Je tiens tout d’abord à vous exprimer les félicitations de la
délégation du Saint-Siège pour votre élection à la Présidence de cette
importante Conférence.
Convaincus que l’interdiction des armes biologiques est un
élément fondamental dans la construction de la paix et de la sécurité de toute
la famille humaine et après l’échec de la 5ème Conférence d’examen
sur les armes biologiques, les Etats Parties à la BWC sont devant un défi dont
les enjeux sont si importants pour toute l’humanité que seul le succès est
envisageable. Il est, à cette occasion, de la responsabilité de tous de
renforcer la norme que la Convention ne cesse de rappeler. Tous les tabous ne
sont pas à éradiquer. Bien au contraire. Certains sont la condition nécessaire
de la vie en société ou de la vie tout court. Utiliser la vie pour détruire la
vie, utiliser la science qui devrait lutter contre la maladie et la souffrance
pour propager la mort devrait rester le tabou absolu. En plus de son caractère
illusoire, l’idée même d’utiliser des armes biologiques pour gagner une guerre
devrait rester du domaine de l’impensable.
Cette intuition et cette conviction sont très anciennes dans le
conscient et l’inconscient collectifs de l’humanité. Si les tentations étaient
grandes à certains moments de l’histoire pour briser ce tabou salvifique, la
révolution dans le domaine des sciences de la vie et de la biotechnologie
associée à certaines tendances suicidaires font craindre le pire pour l’humanité
toute entière, même pour ceux qui pensent pouvoir tirer profit de l’utilisations
des armes biologiques. Il y a urgence que des mesures pratiques au niveau
national, régional et international soient prises afin de prévenir l’irréparable.
Le bioterrorisme ne peut être contré que par une volonté et une action commune
dans les domaines de la sûreté et de la biosécurité.
L’universalisation de la Convention devrait être une priorité.
Aucun Etat ne devrait rester en dehors sous quel prétexte que ce soit. Cela
devrait par conséquence se traduire par une coopération sans faille et de bonne
foi au-delà des intérêts économiques et commerciaux des uns et des autres.

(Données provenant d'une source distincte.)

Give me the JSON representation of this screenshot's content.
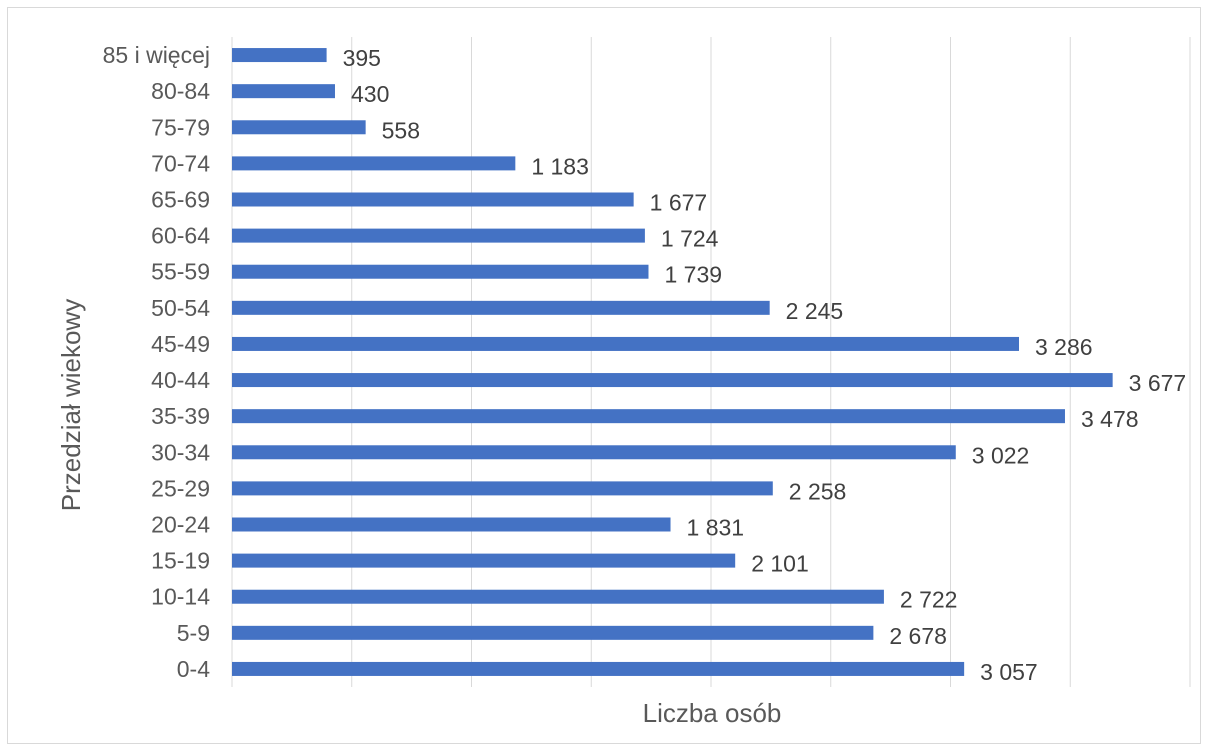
{
  "chart_data": {
    "type": "bar",
    "orientation": "horizontal",
    "categories": [
      "0-4",
      "5-9",
      "10-14",
      "15-19",
      "20-24",
      "25-29",
      "30-34",
      "35-39",
      "40-44",
      "45-49",
      "50-54",
      "55-59",
      "60-64",
      "65-69",
      "70-74",
      "75-79",
      "80-84",
      "85 i więcej"
    ],
    "values": [
      3057,
      2678,
      2722,
      2101,
      1831,
      2258,
      3022,
      3478,
      3677,
      3286,
      2245,
      1739,
      1724,
      1677,
      1183,
      558,
      430,
      395
    ],
    "value_labels": [
      "3 057",
      "2 678",
      "2 722",
      "2 101",
      "1 831",
      "2 258",
      "3 022",
      "3 478",
      "3 677",
      "3 286",
      "2 245",
      "1 739",
      "1 724",
      "1 677",
      "1 183",
      "558",
      "430",
      "395"
    ],
    "xlabel": "Liczba osób",
    "ylabel": "Przedział wiekowy",
    "xlim": [
      0,
      4000
    ],
    "grid_step": 500,
    "grid": true,
    "bar_color": "#4472c4"
  }
}
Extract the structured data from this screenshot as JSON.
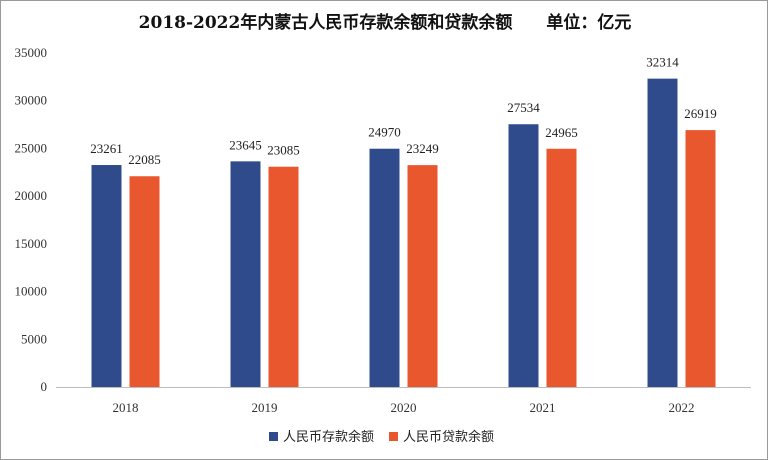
{
  "chart_data": {
    "type": "bar",
    "title": "2018-2022年内蒙古人民币存款余额和贷款余额　　单位：亿元",
    "categories": [
      "2018",
      "2019",
      "2020",
      "2021",
      "2022"
    ],
    "series": [
      {
        "name": "人民币存款余额",
        "values": [
          23261,
          23645,
          24970,
          27534,
          32314
        ],
        "color": "#2f4b8c"
      },
      {
        "name": "人民币贷款余额",
        "values": [
          22085,
          23085,
          23249,
          24965,
          26919
        ],
        "color": "#e8572e"
      }
    ],
    "ylim": [
      0,
      35000
    ],
    "yticks": [
      "0",
      "5000",
      "10000",
      "15000",
      "20000",
      "25000",
      "30000",
      "35000"
    ],
    "grid": false,
    "legend": "bottom"
  }
}
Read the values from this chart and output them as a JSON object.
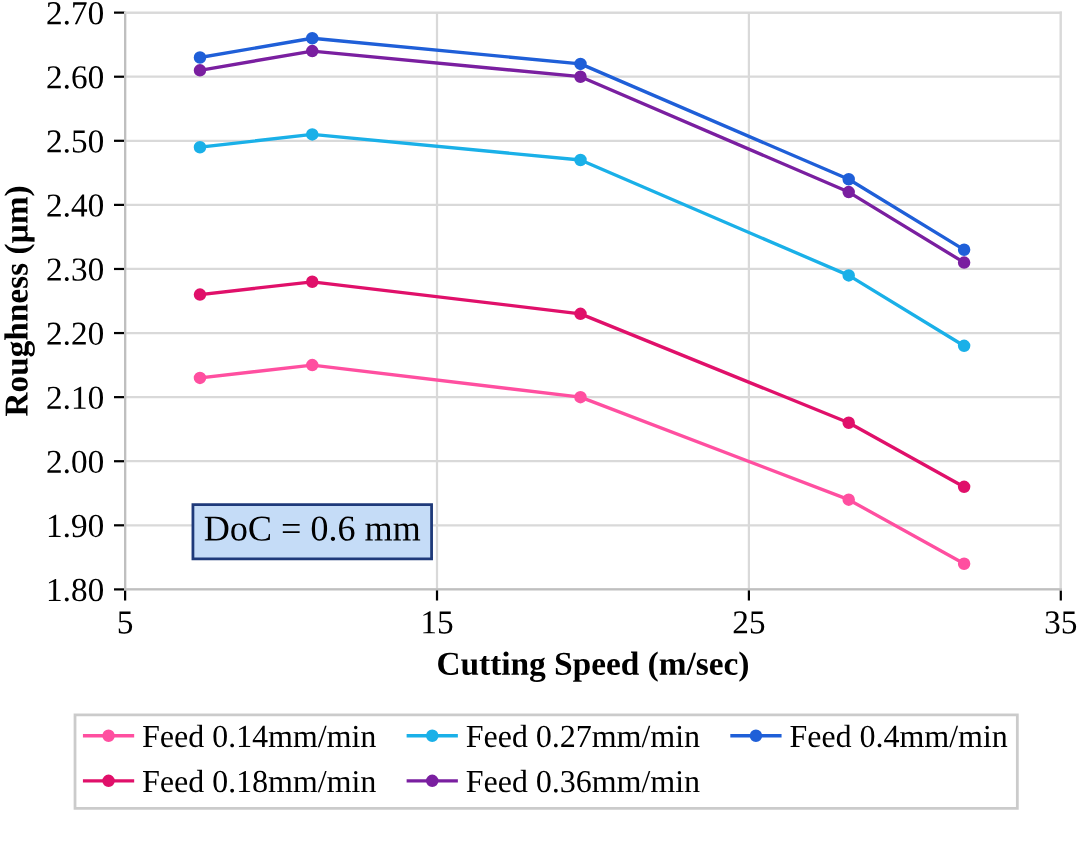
{
  "chart_data": {
    "type": "line",
    "xlabel": "Cutting Speed (m/sec)",
    "ylabel": "Roughness (µm)",
    "x": [
      7.4,
      11.0,
      19.6,
      28.2,
      31.9
    ],
    "series": [
      {
        "name": "Feed 0.14mm/min",
        "color": "#ff4fa0",
        "values": [
          2.13,
          2.15,
          2.1,
          1.94,
          1.84
        ]
      },
      {
        "name": "Feed 0.18mm/min",
        "color": "#e0106a",
        "values": [
          2.26,
          2.28,
          2.23,
          2.06,
          1.96
        ]
      },
      {
        "name": "Feed 0.27mm/min",
        "color": "#1ab0e8",
        "values": [
          2.49,
          2.51,
          2.47,
          2.29,
          2.18
        ]
      },
      {
        "name": "Feed 0.36mm/min",
        "color": "#7a1fa0",
        "values": [
          2.61,
          2.64,
          2.6,
          2.42,
          2.31
        ]
      },
      {
        "name": "Feed 0.4mm/min",
        "color": "#1f5fd8",
        "values": [
          2.63,
          2.66,
          2.62,
          2.44,
          2.33
        ]
      }
    ],
    "xlim": [
      5,
      35
    ],
    "xticks": [
      5,
      15,
      25,
      35
    ],
    "ylim": [
      1.8,
      2.7
    ],
    "yticks": [
      {
        "value": 1.8,
        "label": "1.80"
      },
      {
        "value": 1.9,
        "label": "1.90"
      },
      {
        "value": 2.0,
        "label": "2.00"
      },
      {
        "value": 2.1,
        "label": "2.10"
      },
      {
        "value": 2.2,
        "label": "2.20"
      },
      {
        "value": 2.3,
        "label": "2.30"
      },
      {
        "value": 2.4,
        "label": "2.40"
      },
      {
        "value": 2.5,
        "label": "2.50"
      },
      {
        "value": 2.6,
        "label": "2.60"
      },
      {
        "value": 2.7,
        "label": "2.70"
      }
    ],
    "annotations": [
      "DoC = 0.6 mm"
    ],
    "grid": true,
    "legend": "bottom",
    "marker": "circle",
    "line_style": "solid"
  }
}
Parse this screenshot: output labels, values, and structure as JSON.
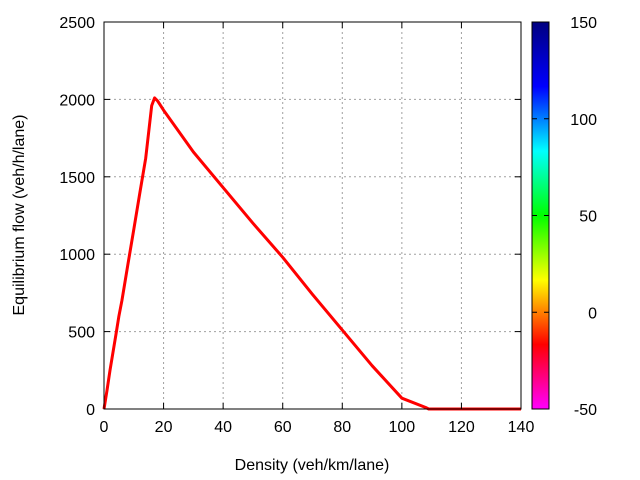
{
  "chart_data": {
    "type": "line",
    "xlabel": "Density (veh/km/lane)",
    "ylabel": "Equilibrium flow (veh/h/lane)",
    "xlim": [
      0,
      140
    ],
    "ylim": [
      0,
      2500
    ],
    "xticks": [
      "0",
      "20",
      "40",
      "60",
      "80",
      "100",
      "120",
      "140"
    ],
    "yticks": [
      "0",
      "500",
      "1000",
      "1500",
      "2000",
      "2500"
    ],
    "grid": true,
    "series": [
      {
        "color": "#ff0000",
        "x": [
          0,
          1,
          2,
          4,
          5,
          6,
          8,
          10,
          12,
          14,
          16,
          17,
          18,
          20,
          30,
          40,
          50,
          60,
          70,
          80,
          90,
          100,
          108,
          109,
          110,
          120,
          130,
          140
        ],
        "y": [
          0,
          120,
          250,
          480,
          600,
          700,
          930,
          1160,
          1390,
          1620,
          1960,
          2010,
          1990,
          1930,
          1660,
          1430,
          1200,
          980,
          740,
          510,
          280,
          70,
          10,
          0,
          0,
          0,
          0,
          0
        ]
      }
    ],
    "colorbar": {
      "range": [
        -50,
        150
      ],
      "ticks": [
        "-50",
        "0",
        "50",
        "100",
        "150"
      ],
      "palette": [
        "#ff00ff",
        "#ff0000",
        "#ffff00",
        "#00ff00",
        "#00ffff",
        "#0000ff",
        "#000080"
      ]
    }
  }
}
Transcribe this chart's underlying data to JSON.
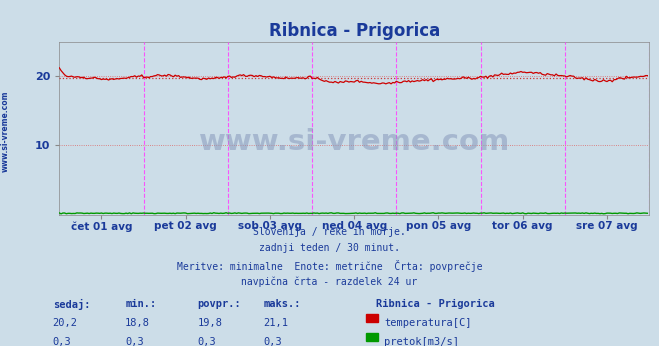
{
  "title": "Ribnica - Prigorica",
  "title_color": "#1a3a9a",
  "bg_color": "#ccdde8",
  "plot_bg_color": "#ccdde8",
  "fig_bg_color": "#ccdde8",
  "yticks": [
    10,
    20
  ],
  "ylim": [
    0,
    25
  ],
  "xlim": [
    0,
    336
  ],
  "temp_color": "#cc0000",
  "flow_color": "#009900",
  "avg_line_color": "#cc3333",
  "vline_color": "#ff44ff",
  "vline_positions": [
    48,
    96,
    144,
    192,
    240,
    288
  ],
  "vline_last": 336,
  "xtick_labels": [
    "čet 01 avg",
    "pet 02 avg",
    "sob 03 avg",
    "ned 04 avg",
    "pon 05 avg",
    "tor 06 avg",
    "sre 07 avg"
  ],
  "xtick_positions": [
    24,
    72,
    120,
    168,
    216,
    264,
    312
  ],
  "avg_temp": 19.8,
  "footer_lines": [
    "Slovenija / reke in morje.",
    "zadnji teden / 30 minut.",
    "Meritve: minimalne  Enote: metrične  Črta: povprečje",
    "navpična črta - razdelek 24 ur"
  ],
  "table_headers": [
    "sedaj:",
    "min.:",
    "povpr.:",
    "maks.:"
  ],
  "table_values_temp": [
    "20,2",
    "18,8",
    "19,8",
    "21,1"
  ],
  "table_values_flow": [
    "0,3",
    "0,3",
    "0,3",
    "0,3"
  ],
  "legend_title": "Ribnica - Prigorica",
  "legend_temp_label": "temperatura[C]",
  "legend_flow_label": "pretok[m3/s]",
  "text_color": "#1a3a9a",
  "watermark": "www.si-vreme.com",
  "watermark_color": "#8899bb",
  "sidebar_label": "www.si-vreme.com"
}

Dans l’effort conjugué des Etats Parties et afin de prendre en
compte, entre autres, les risques de l’utilisation double (dual-use) des
sciences de la vie, il faudrait associer tous les acteurs impliqués dans la
recherche, l’industrie, la gestion ou le contrôle. Les scientifiques, les
universités, les industriels, les agences gouvernementales, les agences
internationales doivent se sentir ensemble responsables de l’utilisation de la
biotechnologie pour la promotion de la vie et le développement humain intégral
qui devrait profiter à tous les pays à travers une recherche et une industrie
responsable, et bien sûr à travers la coopération internationale. Je voudrais
ici mettre l’accent sur l’importance de la formation éthique des étudiants et
des chercheurs dans le domaine des sciences de la vie. Des codes de conduites
devraient être élaborés, disséminés et respectés par toutes les personnes
impliquées dans ce domaine. Les convictions éthiques sont un préalable sur
lequel pourrait se greffer avec succès les lois et le contrôle de l’Etat et des
Organisations internationales compétentes.
Pour que la Convention ne reste pas lettre morte, il est
indispensable que les Etats Parties privilégient la transparence et l’adoption
de mesures qui renforcent la confiance. Aucun Etat n’est capable tout seul de
gagner la guerre contre la prolifération des armes biologiques. La transparence
est le meilleur moyen pour construire progressivement la confiance. Mais une
question fondamentale reste posée : Que faire quand la confiance fait défaut ?
Les Etats Parties ont le devoir de mettre en place un certain nombre de mesures
pour montrer la bonne foi et le strict respect des obligations par les uns et
les autres.
Monsieur le Président!
La Convention sur les armes biologiques est un élément
indispensable de la sécurité et même de la survie de l’humanité. Les Etats
Parties ont les moyens de réussir. Et ils l’ont montré en 2002 quand ils ont
trouvé des solutions acceptées par tous afin de sortir de l’impasse. La 6ème
Conférence d’examen devrait être un nouveau point de départ. Trouver le cadre et
les mécanismes pour continuer, sur une base régulière, la discussion, les
échanges et les négociations devraient être possibles. Il est vital que le
processus initié en 2002 reste vivant et efficace. Les risques et les
difficultés sont importants. Seul notre volonté commune est capable de les
éviter et de les surmonter.
Je vous remercie Monsieur le Président!